In this work, we report the fabrication of composition-tunable heterostructured bismuth oxyiodides photo catalysts using a facile ionic liquid-assisted precipitation method at room temperature. Through elaborately governing the reaction parameters, two groups of bismuth oxyiodide hybrids (Group 1: BiOI/Bi4O5I2, and Group 2: Bi4O5I2/Bi5O7I) with different components were prepared. The DRS spectra shows that the absorption edges of the hybrids were gradually tuned from 550 to 660 nm, which was in accordance with the color gradient from light yellow (Bi5O7I) to brick red (BiOI), The SEM images show that the products mainly exhibited 3D hierarchical architecture, which was beneficial for the adsorption of contaminants over the catalyst's surface.
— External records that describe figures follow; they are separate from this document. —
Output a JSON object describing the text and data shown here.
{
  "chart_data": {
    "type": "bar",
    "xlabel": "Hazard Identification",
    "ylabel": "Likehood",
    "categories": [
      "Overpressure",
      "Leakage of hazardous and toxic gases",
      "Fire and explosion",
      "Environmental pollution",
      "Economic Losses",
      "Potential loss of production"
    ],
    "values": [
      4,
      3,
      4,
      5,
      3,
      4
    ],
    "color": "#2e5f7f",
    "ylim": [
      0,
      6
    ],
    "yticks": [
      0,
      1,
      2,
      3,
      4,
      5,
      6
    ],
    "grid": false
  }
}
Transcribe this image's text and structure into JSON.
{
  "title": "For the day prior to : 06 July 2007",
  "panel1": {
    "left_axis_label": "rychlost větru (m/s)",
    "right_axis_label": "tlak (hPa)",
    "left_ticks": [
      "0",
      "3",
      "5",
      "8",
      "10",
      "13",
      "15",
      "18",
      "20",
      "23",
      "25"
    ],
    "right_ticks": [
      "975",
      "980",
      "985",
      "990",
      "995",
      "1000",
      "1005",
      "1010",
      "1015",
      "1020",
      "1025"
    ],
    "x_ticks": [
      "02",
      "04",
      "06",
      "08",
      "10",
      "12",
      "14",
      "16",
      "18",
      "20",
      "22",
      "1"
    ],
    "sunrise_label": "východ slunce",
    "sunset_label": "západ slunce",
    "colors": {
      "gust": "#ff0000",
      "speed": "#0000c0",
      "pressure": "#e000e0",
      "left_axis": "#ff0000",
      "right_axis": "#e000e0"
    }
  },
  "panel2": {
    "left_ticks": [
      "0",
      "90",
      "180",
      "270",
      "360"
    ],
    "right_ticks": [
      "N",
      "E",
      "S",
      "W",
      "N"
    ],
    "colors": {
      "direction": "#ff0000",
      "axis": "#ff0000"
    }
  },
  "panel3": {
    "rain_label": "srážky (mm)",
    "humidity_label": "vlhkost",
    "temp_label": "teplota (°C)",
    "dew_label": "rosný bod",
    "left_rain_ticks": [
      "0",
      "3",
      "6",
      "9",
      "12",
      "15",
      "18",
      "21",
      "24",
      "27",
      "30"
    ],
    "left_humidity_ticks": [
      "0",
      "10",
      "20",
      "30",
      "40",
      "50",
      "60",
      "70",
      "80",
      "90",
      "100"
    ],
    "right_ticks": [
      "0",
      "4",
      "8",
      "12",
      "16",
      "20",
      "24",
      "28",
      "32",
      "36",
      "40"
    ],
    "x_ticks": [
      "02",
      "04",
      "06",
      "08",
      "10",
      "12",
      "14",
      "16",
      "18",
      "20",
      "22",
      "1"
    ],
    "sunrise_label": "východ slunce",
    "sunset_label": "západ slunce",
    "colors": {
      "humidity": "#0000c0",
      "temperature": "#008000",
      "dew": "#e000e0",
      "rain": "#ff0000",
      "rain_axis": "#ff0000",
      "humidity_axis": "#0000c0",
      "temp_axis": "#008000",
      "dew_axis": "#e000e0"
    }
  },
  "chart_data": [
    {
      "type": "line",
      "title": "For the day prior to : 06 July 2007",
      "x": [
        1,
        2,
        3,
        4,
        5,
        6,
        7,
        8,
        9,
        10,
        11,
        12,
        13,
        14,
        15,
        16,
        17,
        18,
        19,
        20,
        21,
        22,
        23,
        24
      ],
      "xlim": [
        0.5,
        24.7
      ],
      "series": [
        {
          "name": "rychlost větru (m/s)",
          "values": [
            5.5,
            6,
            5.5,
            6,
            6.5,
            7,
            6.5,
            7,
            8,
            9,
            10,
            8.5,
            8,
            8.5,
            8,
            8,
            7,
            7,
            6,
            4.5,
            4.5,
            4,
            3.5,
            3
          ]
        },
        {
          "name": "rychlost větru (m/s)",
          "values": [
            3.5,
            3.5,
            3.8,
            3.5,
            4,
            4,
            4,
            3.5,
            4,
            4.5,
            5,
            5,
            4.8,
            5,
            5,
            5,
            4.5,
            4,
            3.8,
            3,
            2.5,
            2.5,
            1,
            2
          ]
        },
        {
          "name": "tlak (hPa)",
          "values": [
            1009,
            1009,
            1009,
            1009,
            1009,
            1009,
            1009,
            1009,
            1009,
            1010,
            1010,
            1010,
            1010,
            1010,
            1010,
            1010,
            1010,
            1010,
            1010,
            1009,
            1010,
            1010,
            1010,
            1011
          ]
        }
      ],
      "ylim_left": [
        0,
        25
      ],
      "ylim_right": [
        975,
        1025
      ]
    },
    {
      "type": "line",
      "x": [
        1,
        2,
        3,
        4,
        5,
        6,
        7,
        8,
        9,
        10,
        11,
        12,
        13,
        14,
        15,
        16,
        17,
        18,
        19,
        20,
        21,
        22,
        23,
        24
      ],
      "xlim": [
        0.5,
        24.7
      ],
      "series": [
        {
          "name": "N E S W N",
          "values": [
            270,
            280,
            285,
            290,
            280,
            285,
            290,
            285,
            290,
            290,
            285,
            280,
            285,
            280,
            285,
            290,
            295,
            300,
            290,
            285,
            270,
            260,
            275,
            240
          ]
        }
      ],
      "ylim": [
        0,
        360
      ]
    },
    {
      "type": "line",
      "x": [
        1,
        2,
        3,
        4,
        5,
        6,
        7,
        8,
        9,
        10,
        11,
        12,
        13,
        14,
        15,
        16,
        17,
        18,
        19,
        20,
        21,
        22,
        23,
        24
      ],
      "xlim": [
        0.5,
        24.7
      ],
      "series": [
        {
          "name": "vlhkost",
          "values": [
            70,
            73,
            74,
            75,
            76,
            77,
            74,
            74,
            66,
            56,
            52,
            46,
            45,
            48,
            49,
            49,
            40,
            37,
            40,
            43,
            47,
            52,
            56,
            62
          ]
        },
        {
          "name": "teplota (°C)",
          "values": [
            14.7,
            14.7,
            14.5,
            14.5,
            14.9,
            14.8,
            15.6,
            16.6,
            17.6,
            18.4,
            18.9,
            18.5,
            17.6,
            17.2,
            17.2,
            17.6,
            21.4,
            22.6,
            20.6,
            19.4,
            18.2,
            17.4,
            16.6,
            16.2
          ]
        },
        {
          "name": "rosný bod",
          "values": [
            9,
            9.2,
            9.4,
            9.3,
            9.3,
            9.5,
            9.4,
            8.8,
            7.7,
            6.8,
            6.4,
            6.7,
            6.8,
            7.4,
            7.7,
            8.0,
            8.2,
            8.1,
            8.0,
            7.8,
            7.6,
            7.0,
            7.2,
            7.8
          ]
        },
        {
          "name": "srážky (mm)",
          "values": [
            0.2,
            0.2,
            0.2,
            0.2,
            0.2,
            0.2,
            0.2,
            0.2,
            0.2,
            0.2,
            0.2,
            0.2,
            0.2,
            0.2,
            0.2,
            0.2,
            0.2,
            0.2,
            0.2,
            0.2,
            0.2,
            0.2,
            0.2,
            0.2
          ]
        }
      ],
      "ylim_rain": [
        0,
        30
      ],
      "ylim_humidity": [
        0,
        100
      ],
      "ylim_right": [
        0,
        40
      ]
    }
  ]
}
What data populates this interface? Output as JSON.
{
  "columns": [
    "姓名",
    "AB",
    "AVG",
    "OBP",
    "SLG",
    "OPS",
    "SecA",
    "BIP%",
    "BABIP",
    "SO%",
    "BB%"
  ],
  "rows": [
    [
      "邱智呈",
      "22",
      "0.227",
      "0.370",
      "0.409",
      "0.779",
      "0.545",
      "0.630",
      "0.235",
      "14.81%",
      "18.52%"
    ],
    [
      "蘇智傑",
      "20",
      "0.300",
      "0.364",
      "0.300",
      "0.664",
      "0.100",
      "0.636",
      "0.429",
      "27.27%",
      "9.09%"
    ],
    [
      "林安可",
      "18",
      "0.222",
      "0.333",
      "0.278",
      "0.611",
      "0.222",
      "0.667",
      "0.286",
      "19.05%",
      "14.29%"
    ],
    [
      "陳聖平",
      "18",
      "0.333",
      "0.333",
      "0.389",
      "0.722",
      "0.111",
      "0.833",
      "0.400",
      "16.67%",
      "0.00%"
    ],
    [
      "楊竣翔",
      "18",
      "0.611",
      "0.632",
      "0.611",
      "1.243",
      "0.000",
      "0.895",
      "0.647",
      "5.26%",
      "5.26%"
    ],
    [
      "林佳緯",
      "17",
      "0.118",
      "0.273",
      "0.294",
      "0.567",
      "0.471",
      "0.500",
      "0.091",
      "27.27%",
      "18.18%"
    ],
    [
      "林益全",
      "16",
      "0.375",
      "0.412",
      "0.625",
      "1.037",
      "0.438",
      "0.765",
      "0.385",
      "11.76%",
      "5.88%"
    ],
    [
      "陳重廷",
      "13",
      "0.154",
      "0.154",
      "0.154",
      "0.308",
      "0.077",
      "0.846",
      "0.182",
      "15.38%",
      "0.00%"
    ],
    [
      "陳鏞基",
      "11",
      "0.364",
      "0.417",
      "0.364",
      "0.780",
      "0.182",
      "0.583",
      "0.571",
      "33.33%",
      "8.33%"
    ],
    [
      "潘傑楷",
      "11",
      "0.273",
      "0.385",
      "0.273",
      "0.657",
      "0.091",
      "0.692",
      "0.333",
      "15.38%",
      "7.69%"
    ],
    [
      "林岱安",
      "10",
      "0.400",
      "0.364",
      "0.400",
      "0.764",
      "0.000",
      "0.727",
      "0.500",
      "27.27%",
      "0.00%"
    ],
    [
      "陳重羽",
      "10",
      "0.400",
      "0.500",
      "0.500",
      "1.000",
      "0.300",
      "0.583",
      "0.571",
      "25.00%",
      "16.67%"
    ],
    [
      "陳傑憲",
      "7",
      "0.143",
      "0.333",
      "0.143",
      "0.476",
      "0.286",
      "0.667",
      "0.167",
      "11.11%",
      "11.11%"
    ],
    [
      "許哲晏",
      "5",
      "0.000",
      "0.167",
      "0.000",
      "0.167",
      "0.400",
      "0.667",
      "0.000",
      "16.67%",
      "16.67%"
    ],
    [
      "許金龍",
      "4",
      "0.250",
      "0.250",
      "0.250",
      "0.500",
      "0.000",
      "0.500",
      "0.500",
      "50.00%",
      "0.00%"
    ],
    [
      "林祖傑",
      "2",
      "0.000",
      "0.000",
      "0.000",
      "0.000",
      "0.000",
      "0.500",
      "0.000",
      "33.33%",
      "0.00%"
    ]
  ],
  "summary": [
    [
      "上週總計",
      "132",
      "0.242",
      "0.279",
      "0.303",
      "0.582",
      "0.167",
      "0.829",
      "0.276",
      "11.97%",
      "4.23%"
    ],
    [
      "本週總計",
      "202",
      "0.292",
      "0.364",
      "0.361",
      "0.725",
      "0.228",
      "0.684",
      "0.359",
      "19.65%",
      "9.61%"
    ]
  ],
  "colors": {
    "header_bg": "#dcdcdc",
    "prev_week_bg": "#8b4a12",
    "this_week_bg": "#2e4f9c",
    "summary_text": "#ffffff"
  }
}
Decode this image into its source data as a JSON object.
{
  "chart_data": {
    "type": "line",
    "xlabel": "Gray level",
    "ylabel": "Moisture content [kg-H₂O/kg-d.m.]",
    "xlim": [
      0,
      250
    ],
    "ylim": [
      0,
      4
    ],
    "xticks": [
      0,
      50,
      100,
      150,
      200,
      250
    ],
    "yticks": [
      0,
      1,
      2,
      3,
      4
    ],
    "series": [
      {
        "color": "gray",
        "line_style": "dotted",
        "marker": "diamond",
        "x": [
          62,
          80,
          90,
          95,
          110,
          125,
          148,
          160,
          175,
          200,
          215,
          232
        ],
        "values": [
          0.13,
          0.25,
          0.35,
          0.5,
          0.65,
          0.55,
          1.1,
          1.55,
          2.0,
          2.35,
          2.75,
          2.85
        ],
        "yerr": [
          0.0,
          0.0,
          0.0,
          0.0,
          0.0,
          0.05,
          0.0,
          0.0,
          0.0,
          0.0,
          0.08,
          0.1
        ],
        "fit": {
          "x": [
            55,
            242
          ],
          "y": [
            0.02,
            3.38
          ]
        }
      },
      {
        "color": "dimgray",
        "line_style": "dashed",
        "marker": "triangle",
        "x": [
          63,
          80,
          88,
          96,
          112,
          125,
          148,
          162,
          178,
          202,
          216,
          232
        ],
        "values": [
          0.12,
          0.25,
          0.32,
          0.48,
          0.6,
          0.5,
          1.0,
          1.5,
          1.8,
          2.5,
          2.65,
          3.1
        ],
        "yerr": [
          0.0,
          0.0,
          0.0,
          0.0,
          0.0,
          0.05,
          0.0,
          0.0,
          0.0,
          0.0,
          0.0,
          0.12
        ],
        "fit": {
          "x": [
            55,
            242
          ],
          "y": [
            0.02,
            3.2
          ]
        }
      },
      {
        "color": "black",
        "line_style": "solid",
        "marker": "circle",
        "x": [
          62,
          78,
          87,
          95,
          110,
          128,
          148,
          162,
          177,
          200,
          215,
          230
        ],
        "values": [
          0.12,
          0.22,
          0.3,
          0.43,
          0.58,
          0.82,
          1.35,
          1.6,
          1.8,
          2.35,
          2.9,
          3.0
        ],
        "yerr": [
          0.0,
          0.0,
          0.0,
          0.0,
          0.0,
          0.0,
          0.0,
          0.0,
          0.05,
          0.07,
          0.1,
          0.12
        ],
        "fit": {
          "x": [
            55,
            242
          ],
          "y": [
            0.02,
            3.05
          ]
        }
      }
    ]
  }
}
The two groups of heterojunction photocatalysts all exhibited remarkably improved photocatalytic activity in decomposing o-phenylphenol (OPP) and 4-tert-butylphenol (PTBP) under visible light irradiation respect to single phase photocatalyst (BiOI, Bi4O5I2, or Bi5O7I). For BiOI/Bi4O5I2 hybrids, the 55 sample exhibited the optimal activity, which was approximately 5.35 and 1.85 times higher than that of pristine BiOI and Bi4O5I2, respectively. For the second group of Bi4O5I2/Bi5O7I, the optimal activity was observed for 59 hybrid, which was approximately 2.43 and 2.12 times higher than that of bare Bi4O5I2 and Bi5O7I under identical conditions. This activity enhancement should be attributed to the balanced band levels of the components, which facilitates the fast interfacial charge transmigration of photo-generated carriers, resulting in highly promoted charge separation efficiency. This deduction was proved by the photocurrent, electrochemical impedance spectroscopy, and photoluminescence measurements. The possible degradation mechanisms for BiOI/Bi4O5I2 and Bi4O5I2/Bi5O7I hybrids were proposed based on the band potentials and trapping experiment results.